Turning on the heat
Turning on the heat
One of the most memorable business meetings I’ve had in China occurred one winter in Chongqing. I don’t remember what was discussed, but I do recall how cold I felt as I sat listening to my Chinese host. I sipped at a flimsy plastic cup of hot water to try to keep warm. My host posed nonchalantly in a quilted coat, a cup of tea in hand. There was no heat coming from the refrigerator-sized heating unit in the corner, or from any other part of the office. Young professionals sat huddled at their desks, typing away in coats and scarves.
The experience is still typical of money-saving approaches in China’s commercial and residential buildings, which leak energy with abandon. Increasingly, however, families and businesses are turning on their heating and cooling, if only during the coldest or hottest months. New hotels, shops and restaurants are springing up in cities, while in rural areas daily energy consumption per capita nearly doubled in the seven years after 2000. Those numbers are adding up to make China one of the world’s largest and least efficient energy consumers.
The average energy efficiency in Chinese buildings is relatively low, at about 50%, Li Bingren, chief economist of the Ministry of Housing and Urban-Rural Development, said in late 2010. Even if that standard rose to 65% by 2020, Chinese buildings would still use 50% more energy for heating on average than developed countries with similar climates.
Lighting, heating and ventilating buildings uses more than a quarter of the power China generates, Li said. An additional 15% of the country’s energy is used for manufacturing and transporting building materials, and for constructing homes and offices, according to the Worldwatch Institute. Energy efficient approaches to building materials and construction could greatly reduce this voracious appetite for energy.
To a country that is one of the world’s largest importers of coal and oil, energy efficiency matters. China’s current energy plan, with its emphasis on the supply side of the energy equation, is akin to pouring an increasing amount of water into an expanding bucket full of holes. State media reports as early as 2006 claimed China would not be able to meet the energy demands of its buildings in 2020.
Energy efficiency would provide a way for China to reduce its use of fossil fuels without expensive outlays in alternative energy sources. Saving a kilowatt of power costs just a quarter of the amount used to generate a new kilowatt, said Barbara Finamore, founder and director of Natural Resources Defense Council’s China program. The NRDC estimates increased energy efficiency could cut China’s growth in energy demand in half by 2030.

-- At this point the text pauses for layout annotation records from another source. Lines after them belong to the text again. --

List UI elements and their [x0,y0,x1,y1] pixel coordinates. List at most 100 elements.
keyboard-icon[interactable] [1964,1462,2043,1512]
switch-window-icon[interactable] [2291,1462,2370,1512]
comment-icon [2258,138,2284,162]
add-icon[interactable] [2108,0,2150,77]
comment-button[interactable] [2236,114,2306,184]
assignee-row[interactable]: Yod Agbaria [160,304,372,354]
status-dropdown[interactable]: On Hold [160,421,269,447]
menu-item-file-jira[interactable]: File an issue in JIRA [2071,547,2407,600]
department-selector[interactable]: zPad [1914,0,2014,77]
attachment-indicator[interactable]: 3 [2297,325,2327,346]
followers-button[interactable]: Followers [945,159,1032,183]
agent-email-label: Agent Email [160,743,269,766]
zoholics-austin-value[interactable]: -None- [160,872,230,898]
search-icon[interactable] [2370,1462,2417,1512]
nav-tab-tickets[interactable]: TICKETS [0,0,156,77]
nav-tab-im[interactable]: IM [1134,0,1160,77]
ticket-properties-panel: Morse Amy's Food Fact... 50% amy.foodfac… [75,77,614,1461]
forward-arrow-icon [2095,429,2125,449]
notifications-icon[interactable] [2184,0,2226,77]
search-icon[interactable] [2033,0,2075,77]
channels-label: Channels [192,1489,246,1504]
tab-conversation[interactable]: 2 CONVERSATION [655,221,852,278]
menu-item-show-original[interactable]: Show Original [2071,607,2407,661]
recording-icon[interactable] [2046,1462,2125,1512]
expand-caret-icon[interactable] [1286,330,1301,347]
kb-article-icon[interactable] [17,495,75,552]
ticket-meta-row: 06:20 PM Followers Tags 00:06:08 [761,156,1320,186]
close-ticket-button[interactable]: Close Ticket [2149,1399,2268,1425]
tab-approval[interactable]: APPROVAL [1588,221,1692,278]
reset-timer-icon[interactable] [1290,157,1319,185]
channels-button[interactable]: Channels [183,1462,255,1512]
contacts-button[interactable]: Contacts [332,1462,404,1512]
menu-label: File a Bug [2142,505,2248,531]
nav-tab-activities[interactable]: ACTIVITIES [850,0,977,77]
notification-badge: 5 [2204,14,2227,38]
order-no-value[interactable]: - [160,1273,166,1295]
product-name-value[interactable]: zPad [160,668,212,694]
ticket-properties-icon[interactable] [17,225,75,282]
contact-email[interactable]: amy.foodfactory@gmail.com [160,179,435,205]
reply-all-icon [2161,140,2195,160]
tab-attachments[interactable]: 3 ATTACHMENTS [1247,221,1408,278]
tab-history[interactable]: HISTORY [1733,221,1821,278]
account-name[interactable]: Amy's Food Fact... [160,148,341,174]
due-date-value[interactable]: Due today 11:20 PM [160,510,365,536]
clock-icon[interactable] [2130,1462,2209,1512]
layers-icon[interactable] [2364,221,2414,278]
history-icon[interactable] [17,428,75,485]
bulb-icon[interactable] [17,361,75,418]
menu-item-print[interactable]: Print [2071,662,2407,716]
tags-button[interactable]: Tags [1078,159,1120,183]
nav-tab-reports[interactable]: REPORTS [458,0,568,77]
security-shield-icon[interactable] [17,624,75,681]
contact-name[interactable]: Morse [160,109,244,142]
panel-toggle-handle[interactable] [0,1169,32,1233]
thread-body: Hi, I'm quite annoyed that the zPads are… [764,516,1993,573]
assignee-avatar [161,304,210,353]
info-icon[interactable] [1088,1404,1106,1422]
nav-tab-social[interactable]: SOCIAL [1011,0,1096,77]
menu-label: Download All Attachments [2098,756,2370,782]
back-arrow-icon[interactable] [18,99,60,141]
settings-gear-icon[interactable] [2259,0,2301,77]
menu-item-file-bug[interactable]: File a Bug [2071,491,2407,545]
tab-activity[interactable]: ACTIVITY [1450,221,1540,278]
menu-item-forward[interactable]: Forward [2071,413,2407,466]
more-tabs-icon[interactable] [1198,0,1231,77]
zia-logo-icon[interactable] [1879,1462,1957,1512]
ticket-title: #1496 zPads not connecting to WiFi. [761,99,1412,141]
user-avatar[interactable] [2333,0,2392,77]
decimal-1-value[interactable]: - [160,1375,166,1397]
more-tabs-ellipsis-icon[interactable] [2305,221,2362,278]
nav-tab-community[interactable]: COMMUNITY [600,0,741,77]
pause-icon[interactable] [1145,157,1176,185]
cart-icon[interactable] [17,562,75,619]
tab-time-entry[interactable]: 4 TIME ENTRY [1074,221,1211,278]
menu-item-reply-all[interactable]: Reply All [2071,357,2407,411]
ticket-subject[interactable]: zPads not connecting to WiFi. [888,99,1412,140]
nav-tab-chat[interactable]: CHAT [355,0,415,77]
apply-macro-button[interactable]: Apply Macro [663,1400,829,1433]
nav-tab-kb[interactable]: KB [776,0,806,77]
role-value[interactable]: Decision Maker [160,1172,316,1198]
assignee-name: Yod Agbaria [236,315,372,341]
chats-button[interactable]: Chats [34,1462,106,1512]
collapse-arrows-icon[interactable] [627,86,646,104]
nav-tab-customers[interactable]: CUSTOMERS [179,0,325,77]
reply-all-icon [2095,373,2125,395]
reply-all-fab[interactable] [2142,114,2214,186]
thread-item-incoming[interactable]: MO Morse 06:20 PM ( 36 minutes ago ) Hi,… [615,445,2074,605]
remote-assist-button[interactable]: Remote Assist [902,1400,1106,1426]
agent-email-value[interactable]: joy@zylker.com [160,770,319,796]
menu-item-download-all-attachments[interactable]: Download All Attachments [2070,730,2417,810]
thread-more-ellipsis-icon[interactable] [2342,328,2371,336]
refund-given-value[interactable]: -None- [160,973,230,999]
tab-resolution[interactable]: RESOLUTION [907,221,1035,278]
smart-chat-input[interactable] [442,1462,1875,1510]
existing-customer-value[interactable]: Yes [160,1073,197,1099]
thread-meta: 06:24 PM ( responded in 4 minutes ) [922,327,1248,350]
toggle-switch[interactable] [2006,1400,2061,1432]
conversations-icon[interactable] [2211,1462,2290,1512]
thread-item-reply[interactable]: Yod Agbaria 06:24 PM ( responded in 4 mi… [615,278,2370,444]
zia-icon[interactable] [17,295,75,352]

However, Etienne Charlier, the director of Pinchuang Environmental Services in Shanghai, argues the Chinese government’s attention to energy efficiency is already greater than that of the US and the EU. Charlier’s company implements an energy management information system that collects data about the use of oil, electricity, gas and water in buildings and helps managers make decisions about energy accounting.
Charlier said he quickly realized that buildings in China are not energy efficient at all. Local officials know they have a problem, they just don’t know how to fix it, he said. “Economic development zones in China want to be green, but local officials are under pressure to get the places built,” said Charlier. The added expenses of efficiency measures can dissuade property developers from applying to build the projects, he said.
China built 1.9 billion square meters of new floor area in 2011, the biggest new construction volume in the world. This go-go approach does not lend itself to energy efficiency considerations, even when building designs require it. Energy conservation in some buildings has actually dropped to as little as 6-7% of the specifications in original designs, according to Qiu Baoxing, China’s vice-minister of Housing and Urban-Rural Development.
Unregulated property developers are partly to blame. However, prospective buyers have also been loath to take on the extra cost of features like additional insulation, properly installed heating and air conditioning (HVAC) ducts and double-paned glass – which may add an extra RMB100-150 (US$16-24) per square meter (even though the return on the investment can be as much as 10 times the amount spent over a 20-year period, according to The Worldwatch Institute).
The Austral Refrigeration factory near eastern China’s Lake Taihu illustrates the savings to be had from investment in efficiency. The Australian-invested enterprise in Suzhou has invested in both energy-efficient interior design and manufacturing approaches. The company saw its first profit by the end of its first year in February 2011, which General Manager Johann Wieber attributed to energy savings measures. “My bosses in Australia would not have signed off on the investment in energy efficiency if the return was going to take more than a year,” Wieber said.
According to Wieber, the greatest challenge in implementing the energy efficiency measures was inculcating habits in local staff that would support conservation. To do this, the company created a set of incentives and disincentives to shape employee habits and let them know the company was serious about energy efficiency. “Just switching off the lights as necessary requires an education. We had to build bonuses and penalties around energy efficiency goals,” Wieber said.
There are huge returns to be had from expanding these types of measure nationwide. However, the energy efficiency consultant to the project, Franz Lang, general manager of VE-Engineering, is not optimistic about policies to make Chinese buildings more energy efficient. “In about five years,” Lang said, half-jokingly, “local governments will realize the buildings won’t be standing much longer [because of poor construction quality]. They’ll acknowledge that their buildings are completely inefficient, tear them all down, and then start all over again.”